Obligation on third party service providers to draw up and maintain their own insider lists.
Article 18(1) of MAR provides that "[listed] issuers or any person acting on their behalf or on their account ... shall draw up a list of all persons who have access to inside information and who are working for them under a contract of employment, or otherwise performing tasks through which they have access to inside information, such as advisers, accountants or credit rating agencies"
In the Q&A ESMA clarifies that persons acting on behalf or account of a listed issuer, such as third party service providers, are directly subject to an obligation to draw up, update and provide (upon request) to the relevant Competent Authority of the listed issuer, their own insider list under Article 18(1) of MAR where that service provider comes into possession of inside information relating to the listed securities.
In practice, many listed issuers had requested confirmations from service providers that they maintain such insider lists on behalf of the issuer, which will no longer be required, with responsibility lying directly on the service providers themselves to maintain their own lists.
It is only where a listed issuer has specifically delegated its responsibility for maintaining its own insider list to an third party service provider that the listed issuer remains ultimately responsible for drawing up, updating and providing insider lists to the relevant Competent Authority upon request. For example, where an ETF or listed investment fund has delegated the responsibility for drawing up and maintaining its insider lists to a compliance firm or other adviser, the listed issuer (and not the compliance firm) will retain ultimate responsibility for ensuring this is done in accordance with the requirements of MAR.
Trading by Persons Discharging Managerial Responsibility during closed periods
Article 19(11) of MAR provides that "a person discharging managerial responsibilities within an [listed] issuer shall not conduct any transactions on its own account or for the account of a third party, directly or indirectly, relating to the shares or debt instruments of the issuer or to derivatives or other financial instruments linked to them during a closed period of 30 calendar days before the announcement of an interim financial report or a year-end report which the issuer is obliged to make public"

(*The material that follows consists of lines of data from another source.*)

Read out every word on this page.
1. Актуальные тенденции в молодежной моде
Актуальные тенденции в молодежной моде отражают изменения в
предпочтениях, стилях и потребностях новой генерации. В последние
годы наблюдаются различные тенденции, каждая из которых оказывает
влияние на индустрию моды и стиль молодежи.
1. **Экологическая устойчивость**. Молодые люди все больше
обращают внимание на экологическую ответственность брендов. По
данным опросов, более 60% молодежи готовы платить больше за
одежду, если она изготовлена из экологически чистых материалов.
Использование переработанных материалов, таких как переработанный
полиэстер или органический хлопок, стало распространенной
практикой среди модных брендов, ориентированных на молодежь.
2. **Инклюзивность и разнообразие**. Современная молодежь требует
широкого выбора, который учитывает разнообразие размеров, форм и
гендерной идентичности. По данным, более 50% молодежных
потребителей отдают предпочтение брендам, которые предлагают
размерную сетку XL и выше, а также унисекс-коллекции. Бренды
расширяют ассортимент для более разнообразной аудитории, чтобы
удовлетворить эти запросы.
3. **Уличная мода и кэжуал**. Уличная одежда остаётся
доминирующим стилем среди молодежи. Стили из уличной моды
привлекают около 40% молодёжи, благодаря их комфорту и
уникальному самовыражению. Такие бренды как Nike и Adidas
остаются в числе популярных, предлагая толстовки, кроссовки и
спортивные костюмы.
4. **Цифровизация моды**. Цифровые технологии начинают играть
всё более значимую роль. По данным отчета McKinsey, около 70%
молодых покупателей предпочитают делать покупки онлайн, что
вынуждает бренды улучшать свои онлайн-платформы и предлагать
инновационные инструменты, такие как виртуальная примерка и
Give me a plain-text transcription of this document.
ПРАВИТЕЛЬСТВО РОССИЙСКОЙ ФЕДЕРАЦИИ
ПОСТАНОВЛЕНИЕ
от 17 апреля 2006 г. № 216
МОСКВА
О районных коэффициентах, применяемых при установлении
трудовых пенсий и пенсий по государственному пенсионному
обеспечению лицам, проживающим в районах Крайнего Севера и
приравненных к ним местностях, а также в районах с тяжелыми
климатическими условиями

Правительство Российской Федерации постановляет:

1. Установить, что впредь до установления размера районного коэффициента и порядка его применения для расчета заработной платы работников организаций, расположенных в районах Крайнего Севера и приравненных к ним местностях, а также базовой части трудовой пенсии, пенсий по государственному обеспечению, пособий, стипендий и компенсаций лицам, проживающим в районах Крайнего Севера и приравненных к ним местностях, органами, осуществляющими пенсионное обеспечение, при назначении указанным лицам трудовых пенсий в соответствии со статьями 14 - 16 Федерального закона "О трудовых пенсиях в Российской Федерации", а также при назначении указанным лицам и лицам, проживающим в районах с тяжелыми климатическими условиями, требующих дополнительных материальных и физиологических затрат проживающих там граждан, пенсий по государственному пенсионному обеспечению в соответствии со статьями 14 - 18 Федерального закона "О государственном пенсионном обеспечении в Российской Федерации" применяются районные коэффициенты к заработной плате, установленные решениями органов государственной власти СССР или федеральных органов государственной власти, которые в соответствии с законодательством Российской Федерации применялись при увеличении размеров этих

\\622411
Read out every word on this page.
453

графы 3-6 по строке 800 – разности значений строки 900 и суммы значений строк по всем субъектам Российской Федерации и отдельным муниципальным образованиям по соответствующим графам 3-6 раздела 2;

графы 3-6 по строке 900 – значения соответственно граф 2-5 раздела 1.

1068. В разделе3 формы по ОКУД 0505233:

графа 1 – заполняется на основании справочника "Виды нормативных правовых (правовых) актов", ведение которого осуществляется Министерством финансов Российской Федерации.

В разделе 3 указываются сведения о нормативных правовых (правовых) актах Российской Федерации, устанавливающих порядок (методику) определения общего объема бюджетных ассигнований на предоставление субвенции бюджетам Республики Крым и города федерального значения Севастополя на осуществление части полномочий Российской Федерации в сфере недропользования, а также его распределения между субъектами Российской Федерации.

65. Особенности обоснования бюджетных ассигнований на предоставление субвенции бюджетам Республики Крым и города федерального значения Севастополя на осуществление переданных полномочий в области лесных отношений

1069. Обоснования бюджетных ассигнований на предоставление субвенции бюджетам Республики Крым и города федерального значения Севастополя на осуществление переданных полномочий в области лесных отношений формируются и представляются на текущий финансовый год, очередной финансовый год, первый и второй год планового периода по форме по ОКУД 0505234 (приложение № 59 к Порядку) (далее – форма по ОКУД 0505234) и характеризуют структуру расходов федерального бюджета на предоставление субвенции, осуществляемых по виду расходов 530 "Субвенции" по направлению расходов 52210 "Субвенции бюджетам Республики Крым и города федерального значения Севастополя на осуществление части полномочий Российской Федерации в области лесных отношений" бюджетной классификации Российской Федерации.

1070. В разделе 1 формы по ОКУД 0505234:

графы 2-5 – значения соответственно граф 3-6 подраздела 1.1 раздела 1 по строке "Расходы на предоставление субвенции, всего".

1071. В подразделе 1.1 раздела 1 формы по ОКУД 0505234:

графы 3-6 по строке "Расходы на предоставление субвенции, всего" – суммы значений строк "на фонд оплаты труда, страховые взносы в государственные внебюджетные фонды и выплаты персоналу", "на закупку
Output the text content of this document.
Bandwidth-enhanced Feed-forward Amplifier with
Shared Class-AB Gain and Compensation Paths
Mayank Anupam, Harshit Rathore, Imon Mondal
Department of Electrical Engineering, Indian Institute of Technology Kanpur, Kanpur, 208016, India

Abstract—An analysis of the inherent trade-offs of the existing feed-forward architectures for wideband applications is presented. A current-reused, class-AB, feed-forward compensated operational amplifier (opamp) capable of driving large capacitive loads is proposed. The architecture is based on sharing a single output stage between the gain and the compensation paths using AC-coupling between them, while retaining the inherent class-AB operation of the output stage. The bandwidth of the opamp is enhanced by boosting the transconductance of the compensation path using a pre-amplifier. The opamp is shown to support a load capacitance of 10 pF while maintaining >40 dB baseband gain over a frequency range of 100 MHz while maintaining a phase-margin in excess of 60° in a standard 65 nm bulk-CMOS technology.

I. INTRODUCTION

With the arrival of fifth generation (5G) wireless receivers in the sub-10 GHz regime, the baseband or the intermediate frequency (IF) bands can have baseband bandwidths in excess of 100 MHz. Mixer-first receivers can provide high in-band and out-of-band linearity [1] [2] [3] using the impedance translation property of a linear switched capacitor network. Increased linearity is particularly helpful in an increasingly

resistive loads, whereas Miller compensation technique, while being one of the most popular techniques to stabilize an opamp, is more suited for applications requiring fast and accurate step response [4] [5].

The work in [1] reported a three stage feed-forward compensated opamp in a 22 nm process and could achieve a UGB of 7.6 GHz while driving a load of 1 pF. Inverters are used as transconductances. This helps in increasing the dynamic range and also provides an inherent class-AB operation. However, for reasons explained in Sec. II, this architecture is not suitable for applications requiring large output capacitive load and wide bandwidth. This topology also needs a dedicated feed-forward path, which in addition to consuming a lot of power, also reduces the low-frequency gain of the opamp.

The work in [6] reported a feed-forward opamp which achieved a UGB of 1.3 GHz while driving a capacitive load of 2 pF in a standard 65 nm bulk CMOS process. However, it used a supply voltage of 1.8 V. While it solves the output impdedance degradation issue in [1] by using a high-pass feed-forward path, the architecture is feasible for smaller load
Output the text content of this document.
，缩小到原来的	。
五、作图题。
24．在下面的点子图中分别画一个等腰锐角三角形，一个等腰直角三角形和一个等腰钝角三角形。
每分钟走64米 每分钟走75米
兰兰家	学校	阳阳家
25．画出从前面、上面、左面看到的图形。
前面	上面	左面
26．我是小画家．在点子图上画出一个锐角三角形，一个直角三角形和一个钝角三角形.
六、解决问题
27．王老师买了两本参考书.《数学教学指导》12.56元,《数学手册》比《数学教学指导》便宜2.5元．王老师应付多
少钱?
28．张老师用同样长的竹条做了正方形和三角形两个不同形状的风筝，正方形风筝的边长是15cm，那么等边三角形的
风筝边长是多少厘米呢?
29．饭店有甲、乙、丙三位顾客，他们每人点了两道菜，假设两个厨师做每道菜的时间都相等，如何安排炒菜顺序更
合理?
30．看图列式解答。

ESMA has confirmed that the types of "transaction" by a Person Discharging Managerial Responsibility ("PDMR") prohibited during a closed period under Article 19(11) of MAR are the same as those types of transaction subject to the notification requirements set out under Article 19(1) of MAR.
ESMA has also clarified that PDMRs that trade during a closed period in the limited circumstances permitted under Article 19(2), are still under the general obligation to consider whether that trading constitutes insider dealing under Article 14.